Russo also recalled Mann’s memorabilia-crammed loft on West 37th Street, where the famous 1860 broadside by The Charleston Mercury with the headline “The Union Is Dissolved!” hung in the kitchen, “like it was a Thomas Kinkade or something.”
In the bedroom, a large framed item concealed a “secret door,” which opened into a room where much of his collection was kept in gray acid-free boxes, stacked neatly on metal shelves. “It was immaculate,” Russo said.
At the memorial, a sampling from the collection was arrayed in display cases, where guests (many wearing Victorian-style elastic mourning bands on their sleeves, with a button featuring Mann’s photograph) could ogle them.
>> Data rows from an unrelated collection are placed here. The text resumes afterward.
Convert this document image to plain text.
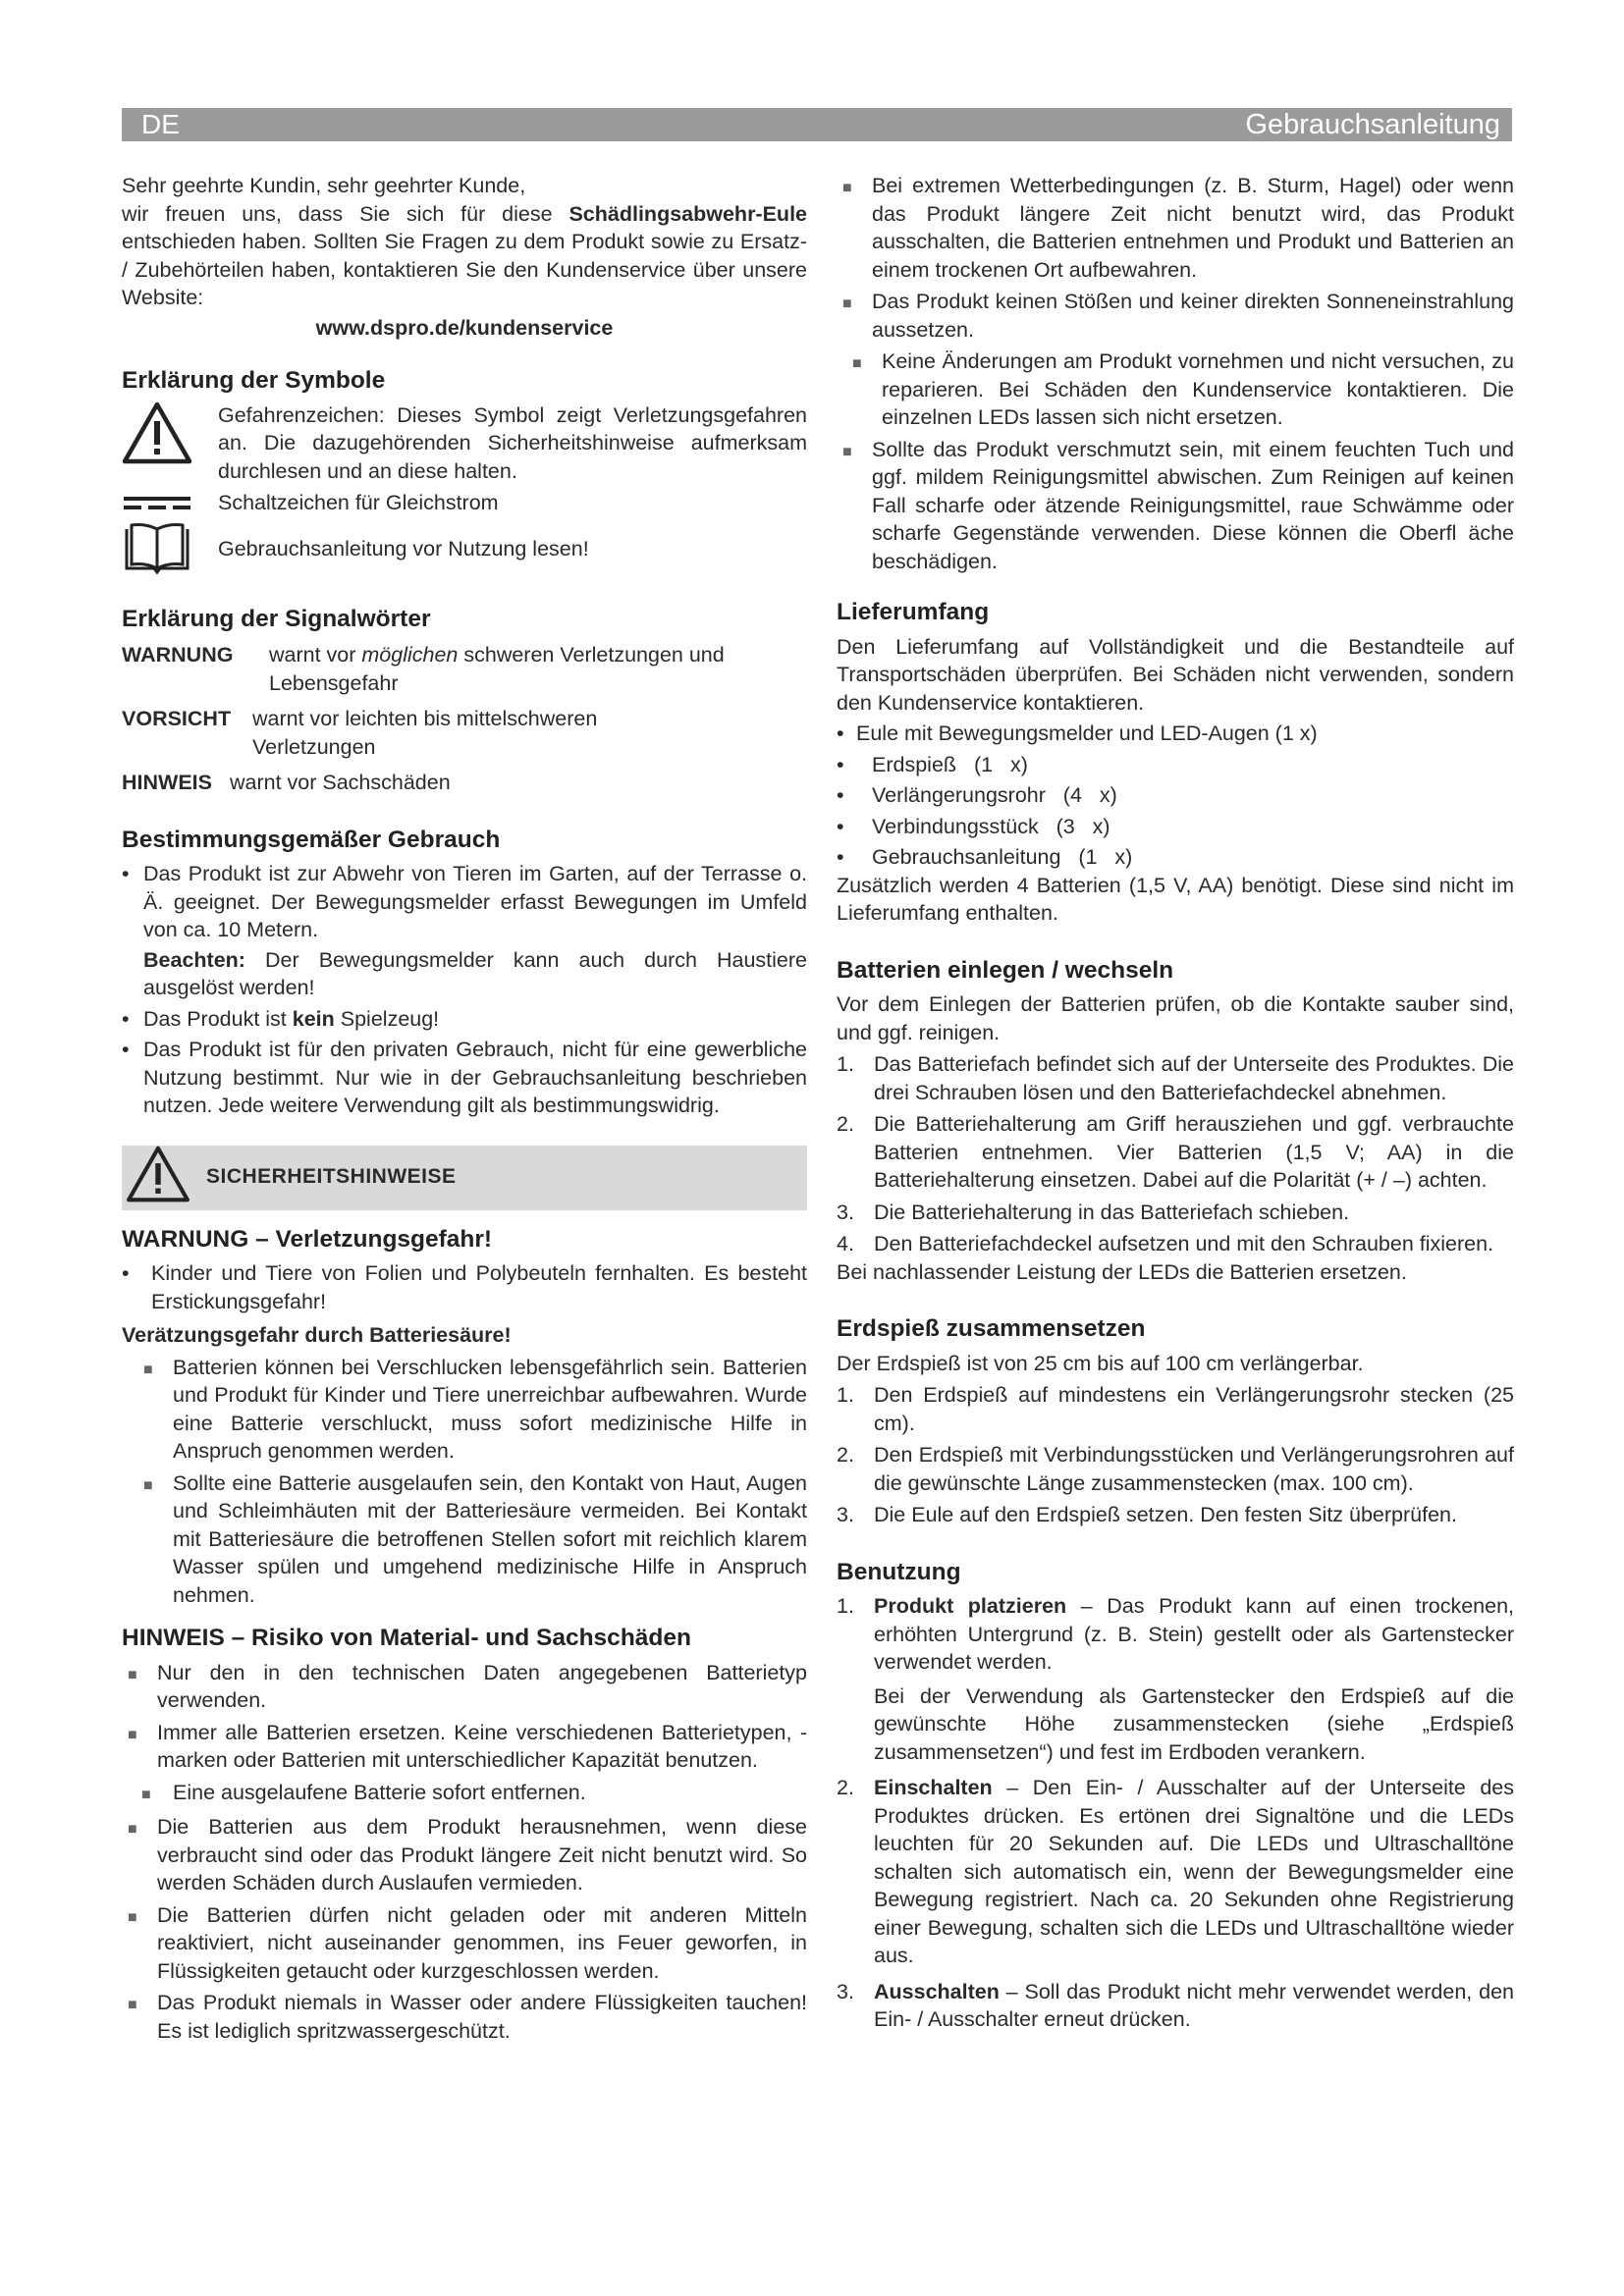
DE	Gebrauchsanleitung

Sehr geehrte Kundin, sehr geehrter Kunde,

wir freuen uns, dass Sie sich für diese Schädlingsabwehr-Eule entschieden haben. Sollten Sie Fragen zu dem Produkt sowie zu Ersatz- / Zubehörteilen haben, kontaktieren Sie den Kundenservice über unsere Website:

www.dspro.de/kundenservice

Erklärung der Symbole
Gefahrenzeichen: Dieses Symbol zeigt Verletzungsgefahren an. Die dazugehörenden Sicherheitshinweise aufmerksam durchlesen und an diese halten.
Schaltzeichen für Gleichstrom
Gebrauchsanleitung vor Nutzung lesen!
Erklärung der Signalwörter
WARNUNG	warnt vor möglichen schweren Verletzungen und Lebensgefahr
VORSICHT	warnt vor leichten bis mittelschweren Verletzungen
HINWEIS warnt vor Sachschäden
Bestimmungsgemäßer Gebrauch
• Das Produkt ist zur Abwehr von Tieren im Garten, auf der Terrasse o. Ä. geeignet. Der Bewegungsmelder erfasst Bewegungen im Umfeld von ca. 10 Metern.

Beachten: Der Bewegungsmelder kann auch durch Haustiere ausgelöst werden!

• Das Produkt ist kein Spielzeug!
• Das Produkt ist für den privaten Gebrauch, nicht für eine gewerbliche Nutzung bestimmt. Nur wie in der Gebrauchsanleitung beschrieben nutzen. Jede weitere Verwendung gilt als bestimmungswidrig.
SICHERHEITSHINWEISE
WARNUNG – Verletzungsgefahr!
•	Kinder und Tiere von Folien und Polybeuteln fernhalten. Es besteht Erstickungsgefahr!

Verätzungsgefahr durch Batteriesäure!

■ Batterien können bei Verschlucken lebensgefährlich sein. Batterien und Produkt für Kinder und Tiere unerreichbar aufbewahren. Wurde eine Batterie verschluckt, muss sofort medizinische Hilfe in Anspruch genommen werden.
■ Sollte eine Batterie ausgelaufen sein, den Kontakt von Haut, Augen und Schleimhäuten mit der Batteriesäure vermeiden. Bei Kontakt mit Batteriesäure die betroffenen Stellen sofort mit reichlich klarem Wasser spülen und umgehend medizinische Hilfe in Anspruch nehmen.
HINWEIS – Risiko von Material- und Sachschäden
■ Nur den in den technischen Daten angegebenen Batterietyp verwenden.
■ Immer alle Batterien ersetzen. Keine verschiedenen Batterietypen, -marken oder Batterien mit unterschiedlicher Kapazität benutzen.
■	Eine ausgelaufene Batterie sofort entfernen.
■ Die Batterien aus dem Produkt herausnehmen, wenn diese verbraucht sind oder das Produkt längere Zeit nicht benutzt wird. So werden Schäden durch Auslaufen vermieden.
■ Die Batterien dürfen nicht geladen oder mit anderen Mitteln reaktiviert, nicht auseinander genommen, ins Feuer geworfen, in Flüssigkeiten getaucht oder kurzgeschlossen werden.
■ Das Produkt niemals in Wasser oder andere Flüssigkeiten tauchen! Es ist lediglich spritzwassergeschützt.
■ Bei extremen Wetterbedingungen (z. B. Sturm, Hagel) oder wenn das Produkt längere Zeit nicht benutzt wird, das Produkt ausschalten, die Batterien entnehmen und Produkt und Batterien an einem trockenen Ort aufbewahren.
■ Das Produkt keinen Stößen und keiner direkten Sonneneinstrahlung aussetzen.
■ Keine Änderungen am Produkt vornehmen und nicht versuchen, zu reparieren. Bei Schäden den Kundenservice kontaktieren. Die einzelnen LEDs lassen sich nicht ersetzen.
■ Sollte das Produkt verschmutzt sein, mit einem feuchten Tuch und ggf. mildem Reinigungsmittel abwischen. Zum Reinigen auf keinen Fall scharfe oder ätzende Reinigungsmittel, raue Schwämme oder scharfe Gegenstände verwenden. Diese können die Oberfl äche beschädigen.
Lieferumfang

Den Lieferumfang auf Vollständigkeit und die Bestandteile auf Transportschäden überprüfen. Bei Schäden nicht verwenden, sondern den Kundenservice kontaktieren.

• Eule mit Bewegungsmelder und LED-Augen (1 x)
•	Erdspieß   (1   x)
•	Verlängerungsrohr   (4   x)
•	Verbindungsstück   (3   x)
•	Gebrauchsanleitung   (1   x)

Zusätzlich werden 4 Batterien (1,5 V, AA) benötigt. Diese sind nicht im Lieferumfang enthalten.

Batterien einlegen / wechseln

Vor dem Einlegen der Batterien prüfen, ob die Kontakte sauber sind, und ggf. reinigen.

1. Das Batteriefach befindet sich auf der Unterseite des Produktes. Die drei Schrauben lösen und den Batteriefachdeckel abnehmen.
2. Die Batteriehalterung am Griff herausziehen und ggf. verbrauchte Batterien entnehmen. Vier Batterien (1,5 V; AA) in die Batteriehalterung einsetzen. Dabei auf die Polarität (+ / –) achten.
3. Die Batteriehalterung in das Batteriefach schieben.
4. Den Batteriefachdeckel aufsetzen und mit den Schrauben fixieren.

Bei nachlassender Leistung der LEDs die Batterien ersetzen.

Erdspieß zusammensetzen

Der Erdspieß ist von 25 cm bis auf 100 cm verlängerbar.

1. Den Erdspieß auf mindestens ein Verlängerungsrohr stecken (25 cm).
2. Den Erdspieß mit Verbindungsstücken und Verlängerungsrohren auf die gewünschte Länge zusammenstecken (max. 100 cm).
3. Die Eule auf den Erdspieß setzen. Den festen Sitz überprüfen.
Benutzung
1. Produkt platzieren – Das Produkt kann auf einen trockenen, erhöhten Untergrund (z. B. Stein) gestellt oder als Gartenstecker verwendet werden.

Bei der Verwendung als Gartenstecker den Erdspieß auf die gewünschte Höhe zusammenstecken (siehe „Erdspieß zusammensetzen“) und fest im Erdboden verankern.

2. Einschalten – Den Ein- / Ausschalter auf der Unterseite des Produktes drücken. Es ertönen drei Signaltöne und die LEDs leuchten für 20 Sekunden auf. Die LEDs und Ultraschalltöne schalten sich automatisch ein, wenn der Bewegungsmelder eine Bewegung registriert. Nach ca. 20 Sekunden ohne Registrierung einer Bewegung, schalten sich die LEDs und Ultraschalltöne wieder aus.

3. Ausschalten – Soll das Produkt nicht mehr verwendet werden, den Ein- / Ausschalter erneut drücken.
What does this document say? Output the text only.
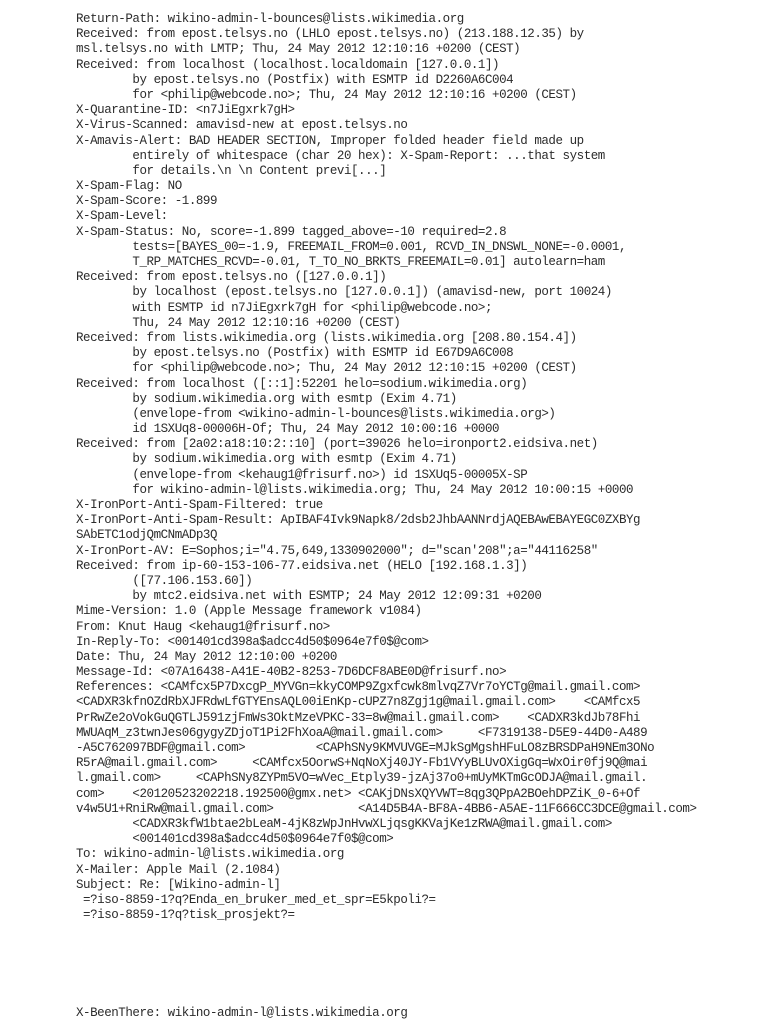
Return-Path: wikino-admin-l-bounces@lists.wikimedia.org
Received: from epost.telsys.no (LHLO epost.telsys.no) (213.188.12.35) by
msl.telsys.no with LMTP; Thu, 24 May 2012 12:10:16 +0200 (CEST)
Received: from localhost (localhost.localdomain [127.0.0.1])
by epost.telsys.no (Postfix) with ESMTP id D2260A6C004
for <philip@webcode.no>; Thu, 24 May 2012 12:10:16 +0200 (CEST)
X-Quarantine-ID: <n7JiEgxrk7gH>
X-Virus-Scanned: amavisd-new at epost.telsys.no
X-Amavis-Alert: BAD HEADER SECTION, Improper folded header field made up
entirely of whitespace (char 20 hex): X-Spam-Report: ...that system
for details.\n \n Content previ[...]
X-Spam-Flag: NO
X-Spam-Score: -1.899
X-Spam-Level:
X-Spam-Status: No, score=-1.899 tagged_above=-10 required=2.8
tests=[BAYES_00=-1.9, FREEMAIL_FROM=0.001, RCVD_IN_DNSWL_NONE=-0.0001,
T_RP_MATCHES_RCVD=-0.01, T_TO_NO_BRKTS_FREEMAIL=0.01] autolearn=ham
Received: from epost.telsys.no ([127.0.0.1])
by localhost (epost.telsys.no [127.0.0.1]) (amavisd-new, port 10024)
with ESMTP id n7JiEgxrk7gH for <philip@webcode.no>;
Thu, 24 May 2012 12:10:16 +0200 (CEST)
Received: from lists.wikimedia.org (lists.wikimedia.org [208.80.154.4])
by epost.telsys.no (Postfix) with ESMTP id E67D9A6C008
for <philip@webcode.no>; Thu, 24 May 2012 12:10:15 +0200 (CEST)
Received: from localhost ([::1]:52201 helo=sodium.wikimedia.org)
by sodium.wikimedia.org with esmtp (Exim 4.71)
(envelope-from <wikino-admin-l-bounces@lists.wikimedia.org>)
id 1SXUq8-00006H-Of; Thu, 24 May 2012 10:00:16 +0000
Received: from [2a02:a18:10:2::10] (port=39026 helo=ironport2.eidsiva.net)
by sodium.wikimedia.org with esmtp (Exim 4.71)
(envelope-from <kehaug1@frisurf.no>) id 1SXUq5-00005X-SP
for wikino-admin-l@lists.wikimedia.org; Thu, 24 May 2012 10:00:15 +0000
X-IronPort-Anti-Spam-Filtered: true
X-IronPort-Anti-Spam-Result: ApIBAF4Ivk9Napk8/2dsb2JhbAANNrdjAQEBAwEBAYEGC0ZXBYg
SAbETC1odjQmCNmADp3Q
X-IronPort-AV: E=Sophos;i="4.75,649,1330902000"; d="scan'208";a="44116258"
Received: from ip-60-153-106-77.eidsiva.net (HELO [192.168.1.3])
([77.106.153.60])
by mtc2.eidsiva.net with ESMTP; 24 May 2012 12:09:31 +0200
Mime-Version: 1.0 (Apple Message framework v1084)
From: Knut Haug <kehaug1@frisurf.no>
In-Reply-To: <001401cd398a$adcc4d50$0964e7f0$@com>
Date: Thu, 24 May 2012 12:10:00 +0200
Message-Id: <07A16438-A41E-40B2-8253-7D6DCF8ABE0D@frisurf.no>
References: <CAMfcx5P7DxcgP_MYVGn=kkyCOMP9Zgxfcwk8mlvqZ7Vr7oYCTg@mail.gmail.com>
<CADXR3kfnOZdRbXJFRdwLfGTYEnsAQL00iEnKp-cUPZ7n8Zgj1g@mail.gmail.com>    <CAMfcx5
PrRwZe2oVokGuQGTLJ591zjFmWs3OktMzeVPKC-33=8w@mail.gmail.com>    <CADXR3kdJb78Fhi
MWUAqM_z3twnJes06gygyZDjoT1Pi2FhXoaA@mail.gmail.com>     <F7319138-D5E9-44D0-A489
-A5C762097BDF@gmail.com>          <CAPhSNy9KMVUVGE=MJkSgMgshHFuLO8zBRSDPaH9NEm3ONo
R5rA@mail.gmail.com>     <CAMfcx5OorwS+NqNoXj40JY-Fb1VYyBLUvOXigGq=WxOir0fj9Q@mai
l.gmail.com>     <CAPhSNy8ZYPm5VO=wVec_Etply39-jzAj37o0+mUyMKTmGcODJA@mail.gmail.
com>    <20120523202218.192500@gmx.net> <CAKjDNsXQYVWT=8qg3QPpA2BOehDPZiK_0-6+Of
v4w5U1+RniRw@mail.gmail.com>            <A14D5B4A-BF8A-4BB6-A5AE-11F666CC3DCE@gmail.com>
<CADXR3kfW1btae2bLeaM-4jK8zWpJnHvwXLjqsgKKVajKe1zRWA@mail.gmail.com>
<001401cd398a$adcc4d50$0964e7f0$@com>
To: wikino-admin-l@lists.wikimedia.org
X-Mailer: Apple Mail (2.1084)
Subject: Re: [Wikino-admin-l]
=?iso-8859-1?q?Enda_en_bruker_med_et_spr=E5kpoli?=
=?iso-8859-1?q?tisk_prosjekt?=
X-BeenThere: wikino-admin-l@lists.wikimedia.org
There were handwritten letters by Lincoln and associates, as well as a generous sampling of campaign tickets and ribbons, including some printed with photographic images.
Not on view: a strand of Lincoln’s hair, which Mann acquired from John Reznikoff, a leading purveyor of presidential hair. But there were rarities like a neatly folded oilcloth cape once worn by a member of the Wide-Awakes, a Republican political club for young voters formed in 1860, known for their dramatic torchlit nocturnal rallies. The capes, Golia explained, protected their clothes from dripping lamp oil.
One photograph showed a group of Wide-Awakes — young men in shiny capes and matching caps, posing with their torches. But she also noted a ribbon featuring a portrait of Lincoln, under the words “Wide-Awake Girls.”
There were some female Wide-Awake chapters. But who were these “girls,” Golia asked? “There are so many great research questions here.”